Troponin I, which is specific to cardiac muscle, is elevated within hours after myocardial injury. Even with a diagnosis of unstable angina, this is an accurate indicator of myocardial injury.

5. The nurse is conducting patient teaching about cholesterol levels. When discussing the patient’s elevated LDL and lowered HDL levels, the patient shows an understanding of the significance of these levels by stating what?

  1. A)  “Increased LDL and decreased HDL increase my risk of coronary artery disease.”
  2. B)  “Increased LDL has the potential to decrease my risk of heart disease.”
  3. C)  “The decreased HDL level will increase the amount of cholesterol moved away from the

    artery walls.”

  4. D)  “The increased LDL will decrease the amount of cholesterol deposited on the artery

    walls.”

Ans: A

Feedback:

Elevated LDL levels and decreased HDL levels are associated with a greater incidence of coronary artery disease.

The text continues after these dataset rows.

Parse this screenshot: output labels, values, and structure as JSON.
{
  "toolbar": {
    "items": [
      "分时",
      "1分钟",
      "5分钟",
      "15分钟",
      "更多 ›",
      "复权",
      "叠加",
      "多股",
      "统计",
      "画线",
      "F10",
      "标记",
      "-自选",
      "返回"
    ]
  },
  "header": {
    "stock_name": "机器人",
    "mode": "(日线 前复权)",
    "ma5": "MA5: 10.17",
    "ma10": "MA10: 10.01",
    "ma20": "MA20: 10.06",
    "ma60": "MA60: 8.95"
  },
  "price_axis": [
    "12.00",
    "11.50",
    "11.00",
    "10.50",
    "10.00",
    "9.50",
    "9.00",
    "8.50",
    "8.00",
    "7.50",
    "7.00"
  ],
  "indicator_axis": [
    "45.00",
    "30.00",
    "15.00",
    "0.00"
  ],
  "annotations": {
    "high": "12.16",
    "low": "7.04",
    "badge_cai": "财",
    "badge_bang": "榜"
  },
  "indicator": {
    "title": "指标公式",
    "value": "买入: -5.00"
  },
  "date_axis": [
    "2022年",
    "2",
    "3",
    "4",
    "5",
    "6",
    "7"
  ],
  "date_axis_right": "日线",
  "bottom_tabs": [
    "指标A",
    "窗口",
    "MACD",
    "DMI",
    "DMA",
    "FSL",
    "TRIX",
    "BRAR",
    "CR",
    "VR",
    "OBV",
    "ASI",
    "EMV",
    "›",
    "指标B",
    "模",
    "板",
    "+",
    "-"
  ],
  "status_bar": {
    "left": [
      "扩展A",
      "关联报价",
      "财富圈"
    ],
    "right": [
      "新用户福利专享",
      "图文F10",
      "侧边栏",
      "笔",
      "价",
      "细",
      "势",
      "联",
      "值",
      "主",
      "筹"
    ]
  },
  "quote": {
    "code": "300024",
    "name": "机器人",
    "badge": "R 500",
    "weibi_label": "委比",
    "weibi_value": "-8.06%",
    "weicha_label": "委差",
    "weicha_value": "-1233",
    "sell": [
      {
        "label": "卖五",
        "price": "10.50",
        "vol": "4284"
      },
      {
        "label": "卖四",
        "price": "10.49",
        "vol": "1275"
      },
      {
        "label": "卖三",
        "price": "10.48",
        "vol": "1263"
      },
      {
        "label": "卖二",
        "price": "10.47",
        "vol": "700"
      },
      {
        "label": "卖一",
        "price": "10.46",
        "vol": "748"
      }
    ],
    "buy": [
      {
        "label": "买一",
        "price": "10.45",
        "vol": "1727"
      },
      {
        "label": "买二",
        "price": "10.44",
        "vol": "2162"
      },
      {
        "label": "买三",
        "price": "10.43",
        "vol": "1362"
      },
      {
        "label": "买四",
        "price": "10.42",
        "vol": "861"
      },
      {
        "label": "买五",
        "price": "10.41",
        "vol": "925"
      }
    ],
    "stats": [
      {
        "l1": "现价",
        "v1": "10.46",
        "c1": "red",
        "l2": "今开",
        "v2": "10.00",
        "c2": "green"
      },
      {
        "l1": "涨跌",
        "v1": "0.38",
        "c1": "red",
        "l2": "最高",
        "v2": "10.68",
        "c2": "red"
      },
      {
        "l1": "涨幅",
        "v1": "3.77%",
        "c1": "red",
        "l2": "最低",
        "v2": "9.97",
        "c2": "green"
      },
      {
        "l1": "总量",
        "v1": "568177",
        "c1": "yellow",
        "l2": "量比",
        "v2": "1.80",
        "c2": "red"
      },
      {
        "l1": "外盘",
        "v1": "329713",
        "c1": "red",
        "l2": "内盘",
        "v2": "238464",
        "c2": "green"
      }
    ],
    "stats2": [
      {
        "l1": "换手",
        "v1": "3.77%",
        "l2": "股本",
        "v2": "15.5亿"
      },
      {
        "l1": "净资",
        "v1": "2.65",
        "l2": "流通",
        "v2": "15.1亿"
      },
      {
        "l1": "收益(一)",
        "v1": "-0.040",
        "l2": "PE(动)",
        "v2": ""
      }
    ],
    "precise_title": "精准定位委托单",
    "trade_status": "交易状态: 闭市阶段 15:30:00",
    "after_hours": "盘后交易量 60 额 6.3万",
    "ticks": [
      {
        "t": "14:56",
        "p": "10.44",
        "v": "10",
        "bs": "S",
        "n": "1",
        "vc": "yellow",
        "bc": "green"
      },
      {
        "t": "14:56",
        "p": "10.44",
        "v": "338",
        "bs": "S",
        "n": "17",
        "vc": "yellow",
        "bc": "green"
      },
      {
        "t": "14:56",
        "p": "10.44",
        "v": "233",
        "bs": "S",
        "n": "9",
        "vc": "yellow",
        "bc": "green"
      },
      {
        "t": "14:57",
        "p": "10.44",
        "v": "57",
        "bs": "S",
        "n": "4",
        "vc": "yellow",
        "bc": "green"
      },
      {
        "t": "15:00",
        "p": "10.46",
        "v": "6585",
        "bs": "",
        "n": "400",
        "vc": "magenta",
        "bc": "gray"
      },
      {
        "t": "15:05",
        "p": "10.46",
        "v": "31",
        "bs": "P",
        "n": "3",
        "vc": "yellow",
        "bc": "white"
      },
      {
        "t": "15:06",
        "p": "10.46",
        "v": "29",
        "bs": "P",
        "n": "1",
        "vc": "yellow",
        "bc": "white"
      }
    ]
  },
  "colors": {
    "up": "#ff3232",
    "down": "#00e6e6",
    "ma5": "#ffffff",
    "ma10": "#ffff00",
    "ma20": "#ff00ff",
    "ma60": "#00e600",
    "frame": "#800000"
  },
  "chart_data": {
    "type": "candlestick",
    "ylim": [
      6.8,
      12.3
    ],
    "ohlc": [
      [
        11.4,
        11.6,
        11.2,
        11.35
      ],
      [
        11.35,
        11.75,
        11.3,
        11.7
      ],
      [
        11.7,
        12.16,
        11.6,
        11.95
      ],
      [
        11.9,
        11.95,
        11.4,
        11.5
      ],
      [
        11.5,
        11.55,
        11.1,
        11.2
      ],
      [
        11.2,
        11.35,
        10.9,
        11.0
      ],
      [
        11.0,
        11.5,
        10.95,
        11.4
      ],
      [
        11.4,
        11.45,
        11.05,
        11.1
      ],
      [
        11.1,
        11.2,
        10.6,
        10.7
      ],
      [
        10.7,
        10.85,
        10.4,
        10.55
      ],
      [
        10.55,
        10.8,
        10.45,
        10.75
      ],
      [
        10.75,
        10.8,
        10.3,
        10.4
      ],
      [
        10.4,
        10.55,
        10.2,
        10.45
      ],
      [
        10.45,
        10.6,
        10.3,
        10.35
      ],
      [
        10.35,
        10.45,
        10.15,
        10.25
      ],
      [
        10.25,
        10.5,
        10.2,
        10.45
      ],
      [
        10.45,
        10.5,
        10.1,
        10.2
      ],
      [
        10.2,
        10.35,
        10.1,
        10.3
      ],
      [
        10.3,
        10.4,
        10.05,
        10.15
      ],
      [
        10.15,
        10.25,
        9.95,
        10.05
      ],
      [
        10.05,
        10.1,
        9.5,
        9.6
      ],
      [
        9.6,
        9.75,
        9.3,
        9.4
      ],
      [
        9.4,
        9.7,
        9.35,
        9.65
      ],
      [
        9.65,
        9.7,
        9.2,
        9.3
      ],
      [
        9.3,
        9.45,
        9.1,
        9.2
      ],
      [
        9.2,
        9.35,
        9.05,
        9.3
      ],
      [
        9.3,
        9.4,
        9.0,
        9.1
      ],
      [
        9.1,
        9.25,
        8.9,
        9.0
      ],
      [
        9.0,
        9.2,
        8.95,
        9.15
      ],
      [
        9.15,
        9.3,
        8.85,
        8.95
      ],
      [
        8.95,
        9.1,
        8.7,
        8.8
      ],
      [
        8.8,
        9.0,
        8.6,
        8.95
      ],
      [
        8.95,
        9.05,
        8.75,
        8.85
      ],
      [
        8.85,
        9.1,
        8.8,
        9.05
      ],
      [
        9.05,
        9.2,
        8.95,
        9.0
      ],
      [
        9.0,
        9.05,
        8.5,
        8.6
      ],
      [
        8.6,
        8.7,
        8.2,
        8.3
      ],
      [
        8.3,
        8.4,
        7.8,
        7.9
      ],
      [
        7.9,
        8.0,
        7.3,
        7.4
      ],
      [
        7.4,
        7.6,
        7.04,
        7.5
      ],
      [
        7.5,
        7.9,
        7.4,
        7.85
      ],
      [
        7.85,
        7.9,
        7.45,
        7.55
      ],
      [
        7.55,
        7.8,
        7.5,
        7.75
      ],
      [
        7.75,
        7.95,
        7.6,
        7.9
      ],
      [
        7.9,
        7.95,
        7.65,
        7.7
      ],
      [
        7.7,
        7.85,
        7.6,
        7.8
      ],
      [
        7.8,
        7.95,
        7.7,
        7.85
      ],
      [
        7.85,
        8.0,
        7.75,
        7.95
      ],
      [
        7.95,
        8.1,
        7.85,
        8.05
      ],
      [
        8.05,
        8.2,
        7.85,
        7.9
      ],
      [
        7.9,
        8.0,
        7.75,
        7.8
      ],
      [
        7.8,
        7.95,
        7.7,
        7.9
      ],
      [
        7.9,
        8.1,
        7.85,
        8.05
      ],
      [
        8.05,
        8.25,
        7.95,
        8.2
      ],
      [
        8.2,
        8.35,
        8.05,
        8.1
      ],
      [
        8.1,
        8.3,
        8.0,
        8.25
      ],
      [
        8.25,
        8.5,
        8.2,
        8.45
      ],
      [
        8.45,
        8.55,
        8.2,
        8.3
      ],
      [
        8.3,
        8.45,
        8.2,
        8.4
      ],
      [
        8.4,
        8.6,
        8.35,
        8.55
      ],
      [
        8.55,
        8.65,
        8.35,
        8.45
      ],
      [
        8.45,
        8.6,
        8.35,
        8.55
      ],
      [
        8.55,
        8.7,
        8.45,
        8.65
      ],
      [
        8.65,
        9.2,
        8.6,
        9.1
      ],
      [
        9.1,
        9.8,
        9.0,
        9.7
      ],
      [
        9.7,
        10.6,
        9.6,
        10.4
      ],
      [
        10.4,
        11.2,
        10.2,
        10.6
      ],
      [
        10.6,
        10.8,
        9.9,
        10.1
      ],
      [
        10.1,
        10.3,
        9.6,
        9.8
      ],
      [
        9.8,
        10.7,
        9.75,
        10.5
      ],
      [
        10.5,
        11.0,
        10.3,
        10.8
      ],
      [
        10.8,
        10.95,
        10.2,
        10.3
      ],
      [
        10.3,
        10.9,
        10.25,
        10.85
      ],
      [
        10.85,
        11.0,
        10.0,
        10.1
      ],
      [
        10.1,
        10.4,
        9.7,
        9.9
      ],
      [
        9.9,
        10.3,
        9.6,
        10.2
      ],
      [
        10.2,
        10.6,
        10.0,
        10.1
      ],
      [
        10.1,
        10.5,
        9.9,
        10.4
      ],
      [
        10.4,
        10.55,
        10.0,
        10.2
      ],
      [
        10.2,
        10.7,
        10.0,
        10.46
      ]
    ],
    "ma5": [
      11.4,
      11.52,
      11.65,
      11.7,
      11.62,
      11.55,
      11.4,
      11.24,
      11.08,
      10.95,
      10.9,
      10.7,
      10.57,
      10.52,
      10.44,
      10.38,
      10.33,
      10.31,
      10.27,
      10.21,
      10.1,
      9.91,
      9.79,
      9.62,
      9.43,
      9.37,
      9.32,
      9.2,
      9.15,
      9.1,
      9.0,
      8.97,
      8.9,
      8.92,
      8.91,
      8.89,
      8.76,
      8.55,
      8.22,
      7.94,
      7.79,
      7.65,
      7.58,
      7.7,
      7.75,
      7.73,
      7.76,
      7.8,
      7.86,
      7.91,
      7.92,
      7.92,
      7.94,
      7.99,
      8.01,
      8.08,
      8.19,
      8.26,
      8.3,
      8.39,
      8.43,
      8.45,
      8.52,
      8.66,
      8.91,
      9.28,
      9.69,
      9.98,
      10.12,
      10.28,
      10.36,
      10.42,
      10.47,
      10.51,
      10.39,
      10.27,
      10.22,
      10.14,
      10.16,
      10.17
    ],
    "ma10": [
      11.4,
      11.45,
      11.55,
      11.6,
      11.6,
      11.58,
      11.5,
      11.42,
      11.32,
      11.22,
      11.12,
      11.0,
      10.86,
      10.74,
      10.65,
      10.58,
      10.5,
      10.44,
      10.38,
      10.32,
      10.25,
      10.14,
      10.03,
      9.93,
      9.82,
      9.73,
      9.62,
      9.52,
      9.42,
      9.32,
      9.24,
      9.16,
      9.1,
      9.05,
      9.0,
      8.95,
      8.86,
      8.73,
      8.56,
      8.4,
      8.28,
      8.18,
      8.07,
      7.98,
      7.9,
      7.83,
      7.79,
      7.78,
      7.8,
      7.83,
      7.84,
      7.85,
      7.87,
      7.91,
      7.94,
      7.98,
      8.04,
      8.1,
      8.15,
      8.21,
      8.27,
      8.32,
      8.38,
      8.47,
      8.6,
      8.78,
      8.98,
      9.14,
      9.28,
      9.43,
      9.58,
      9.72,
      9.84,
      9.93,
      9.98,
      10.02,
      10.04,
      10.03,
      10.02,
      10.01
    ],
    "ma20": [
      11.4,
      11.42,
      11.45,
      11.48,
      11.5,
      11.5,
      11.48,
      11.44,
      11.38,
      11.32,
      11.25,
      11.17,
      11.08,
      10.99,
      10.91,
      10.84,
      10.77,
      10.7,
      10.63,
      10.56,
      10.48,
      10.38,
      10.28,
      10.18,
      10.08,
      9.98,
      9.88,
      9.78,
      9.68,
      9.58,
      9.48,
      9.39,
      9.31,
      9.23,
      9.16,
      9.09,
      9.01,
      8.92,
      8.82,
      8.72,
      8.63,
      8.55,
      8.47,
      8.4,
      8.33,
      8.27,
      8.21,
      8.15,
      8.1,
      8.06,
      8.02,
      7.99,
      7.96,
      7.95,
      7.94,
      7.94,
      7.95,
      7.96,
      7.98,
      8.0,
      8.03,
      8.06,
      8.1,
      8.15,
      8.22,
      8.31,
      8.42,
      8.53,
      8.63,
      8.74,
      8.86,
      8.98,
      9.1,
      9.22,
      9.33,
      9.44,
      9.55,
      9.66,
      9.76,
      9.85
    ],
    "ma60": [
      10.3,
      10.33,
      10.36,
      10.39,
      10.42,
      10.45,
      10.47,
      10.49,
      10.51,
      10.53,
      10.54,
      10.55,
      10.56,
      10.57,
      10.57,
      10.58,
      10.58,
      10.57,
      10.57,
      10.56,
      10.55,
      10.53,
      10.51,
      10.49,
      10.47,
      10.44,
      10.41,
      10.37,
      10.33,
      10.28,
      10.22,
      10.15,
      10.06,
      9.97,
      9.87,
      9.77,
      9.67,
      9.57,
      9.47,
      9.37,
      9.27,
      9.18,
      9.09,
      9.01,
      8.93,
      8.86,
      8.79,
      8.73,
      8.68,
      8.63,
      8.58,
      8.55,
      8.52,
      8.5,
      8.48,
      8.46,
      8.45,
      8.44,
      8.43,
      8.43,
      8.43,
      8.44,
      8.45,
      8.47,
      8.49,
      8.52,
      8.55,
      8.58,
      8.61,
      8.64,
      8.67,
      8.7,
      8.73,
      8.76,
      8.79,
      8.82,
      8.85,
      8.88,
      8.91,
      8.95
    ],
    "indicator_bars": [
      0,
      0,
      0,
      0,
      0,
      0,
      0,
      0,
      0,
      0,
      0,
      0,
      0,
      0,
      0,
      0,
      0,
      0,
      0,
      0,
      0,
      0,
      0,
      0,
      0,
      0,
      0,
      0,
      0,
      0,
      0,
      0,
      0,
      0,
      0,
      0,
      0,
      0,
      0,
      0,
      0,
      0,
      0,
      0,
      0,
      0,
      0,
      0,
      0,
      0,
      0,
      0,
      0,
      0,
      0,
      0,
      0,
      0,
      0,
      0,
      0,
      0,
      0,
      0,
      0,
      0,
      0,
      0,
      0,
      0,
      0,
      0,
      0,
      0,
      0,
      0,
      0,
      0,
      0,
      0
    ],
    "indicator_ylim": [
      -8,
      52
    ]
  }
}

6. The physician has placed a central venous pressure (CVP) monitoring line in an acutely ill patient so right ventricular function and venous blood return can be closely monitored. The results show decreased CVP. What does this indicate?

  1. A)  Possible hypovolemia
  2. B)  Possible myocardial infarction (MI)
  3. C)  Left-sided heart failure
  4. D)  Aortic valve regurgitation

Ans: A

Feedback:

Hypovolemia may cause a decreased CVP. MI, valve regurgitation and heart failure are less likely causes of decreased CVP.